Visual Communications’ Digital Histories program presented short films on May 5 at the Aratani Theatre in Little Tokyo as part of the Los Angeles Asian Pacific Film Festival.
“Digital Histories brings the unique perspectives of our older adult filmmakers and allows them to share their personal, yet universal ideas through their art,” said instructor Joel Quizon. “Death, camaraderie, displacement, personal passions, belonging, and the appreciation of the little things are given light through imaginative, thoughtful, and sometimes experimental ruminations on life lived today.”
The following films were screened:
“A Day Before I Die” by David Osako. A day’s reflections on the ineffable experiences of life and dying, expressed through the Japanese American director’s memories in and around Little Tokyo.
“Buddhahead Breakfast Club” by George Wada. The first wave of the third-generation Japanese Americans (Sansei) linked by their shared past.
“Dragon Boat” by Kevin Shore. Meet Nathan Salazar, and discover the empowering world of dragon boat racing. See what can be accomplished when the human spirit works together as one.
“Gone” by Robert Shoji. This film examines the transformation of Little Tokyo and challenges us to fight and save our community’s history and heritage before it is gone forever.
“Home Is Little Tokyo” by Steve Nagano. Artist Tony Osumi reveals how the Little Tokyo mural originated, the processes involved in its creation, and the story behind its images.
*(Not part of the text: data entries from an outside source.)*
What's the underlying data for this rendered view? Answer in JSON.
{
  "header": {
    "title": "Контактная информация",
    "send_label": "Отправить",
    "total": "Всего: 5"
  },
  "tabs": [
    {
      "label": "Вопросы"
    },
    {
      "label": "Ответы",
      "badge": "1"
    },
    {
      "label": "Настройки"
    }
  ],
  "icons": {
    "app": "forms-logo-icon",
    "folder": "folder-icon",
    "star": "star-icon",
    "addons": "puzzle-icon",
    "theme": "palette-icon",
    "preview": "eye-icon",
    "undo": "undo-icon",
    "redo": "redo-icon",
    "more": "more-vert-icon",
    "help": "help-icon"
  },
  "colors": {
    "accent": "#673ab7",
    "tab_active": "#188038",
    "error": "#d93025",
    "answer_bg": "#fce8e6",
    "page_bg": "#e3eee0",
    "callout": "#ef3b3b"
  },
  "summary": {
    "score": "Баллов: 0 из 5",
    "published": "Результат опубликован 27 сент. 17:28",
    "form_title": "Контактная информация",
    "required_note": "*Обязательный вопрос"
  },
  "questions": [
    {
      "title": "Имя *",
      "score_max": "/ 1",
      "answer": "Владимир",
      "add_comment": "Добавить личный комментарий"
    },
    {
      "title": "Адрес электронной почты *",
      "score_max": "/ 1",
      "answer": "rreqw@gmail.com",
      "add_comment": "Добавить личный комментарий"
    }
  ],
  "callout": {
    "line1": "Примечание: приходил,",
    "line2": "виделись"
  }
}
“Japanese American Legacy on Wheels” by Mitchell Matsumura. The third- generation Japanese American car subculture that sprouted in the ’60s blossomed into an international craze featured in movies and celebrated in car shows.
“Just for You” by Carol Shubin. A young man questions his life’s journey searching for answers to happiness. A total stranger changes his life’s course.
“Luong Tan” by Tracy Quan-Nichols. A commercial artist who lived in Vietnam during the war now lives in Los Angeles, where he enjoys helping with art classes.
“My Resilient 102-year-old Nisei Mom” by George Takaki. A Nisei woman overcomes two major obstacles in her life.
“Sacred Rice Blessing” by Aimee Aiko Kurland. This film explores the possible sacredness of the humble grain of rice via ancient Japanese rites.
“The Little Things” by Barbara Kagawa Shore. A day meant for cleaning the garage takes an unexpected turn when an old, forgotten box is discovered. See how a dreaded task transforms into a day of joy.
“Walking the Talk” by Fran Ito and Steve Nagano. Ann Burroughs shares her journey from being a young activist in South Africa to the current president and CEO of the Japanese American National Museum.
The Digital Histories shorts were preceded by “Flo’s Bus” by Dean Ishida. For more than 15 years, 77-year-old Flo Matsuda has organized L.A.-to-Vegas buses for her friends. In the film, she struggles with the decision to make this beloved ritual her last.
The program was co-presented by Little Tokyo Service Center, OCA-Greater Los Angeles, and Tuesday Night Café/Tuesday Night Project.